The "definitive element for true community," it includes shared history and shared participation (or at least identification with the history).


They give the following example of the interplay between these factors:
Someone puts an announcement on the dormitory bulletin board about the formation of an intramural dormitory basketball team. People attend the organizational meeting as strangers out of their individual needs (integration and fulfillment of needs). The team is bound by place of residence (membership boundaries are set) and spends time together in practice (the contact hypothesis). They play a game and win (successful shared talent event). While playing, members exert energy on behalf of the team (personal investment in the group). As the team continues to win, team members become recognized and congratulated (gaining honor and status for being members), Influencing new members to join and continue to do the same.
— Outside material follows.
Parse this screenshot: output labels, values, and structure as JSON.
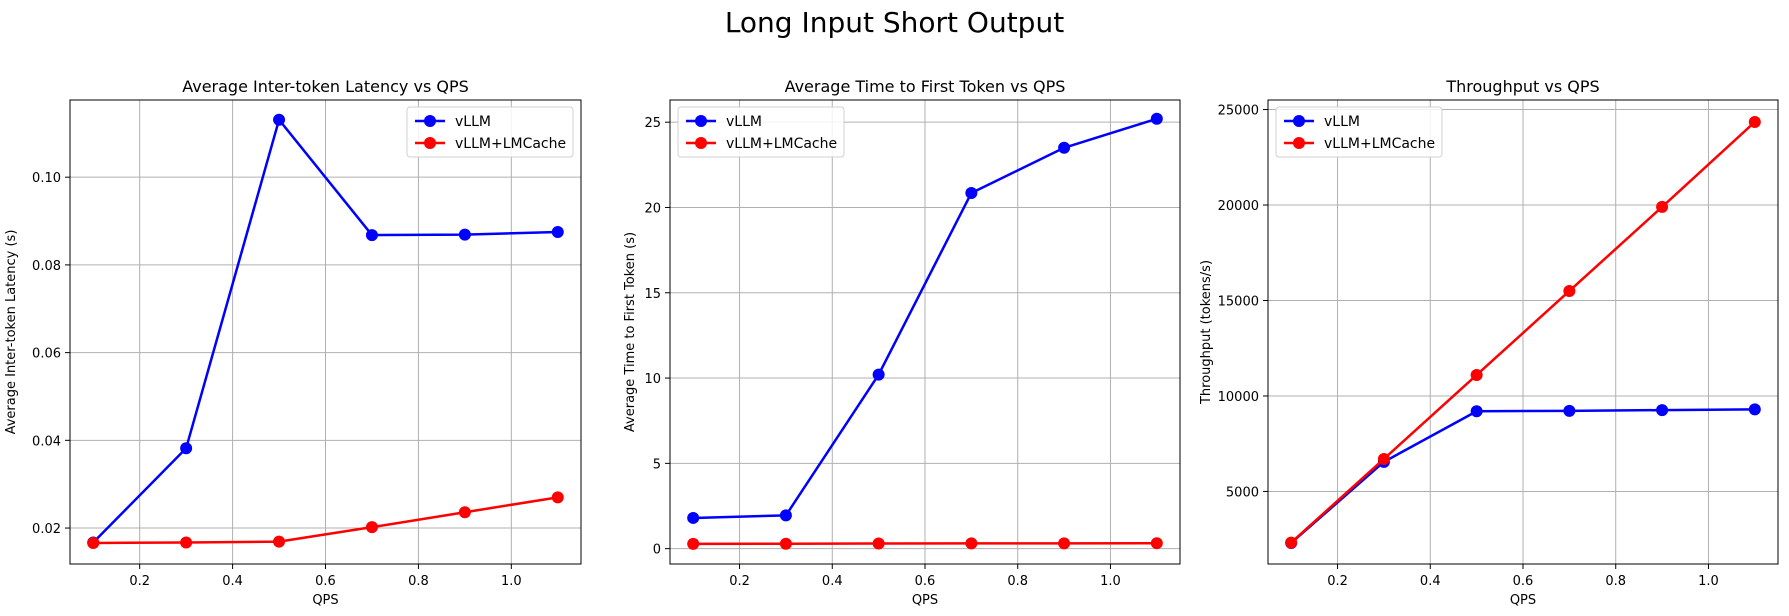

Someone suggests that they all buy matching shirts and shoes (common symbols) and they do so (influence).

SpiritTrustTrade, and Art

This article revisits the theory of sense of community originally developed in 1976 and subsequently presented by McMillan and Chavis (1986).

It extends the principles offered by McMillan and Chavis.

The same four elements remain but are rearranged and renamed as follows:

Spirit, Trust, Trade, and Art. Presently, I view Sense of Community as a spirit of belonging together, a feeling that there is an authority structure that can be trusted, an awareness that trade, and mutual benefit come from being together, and a spirit that comes from shared experiences that are preserved as art."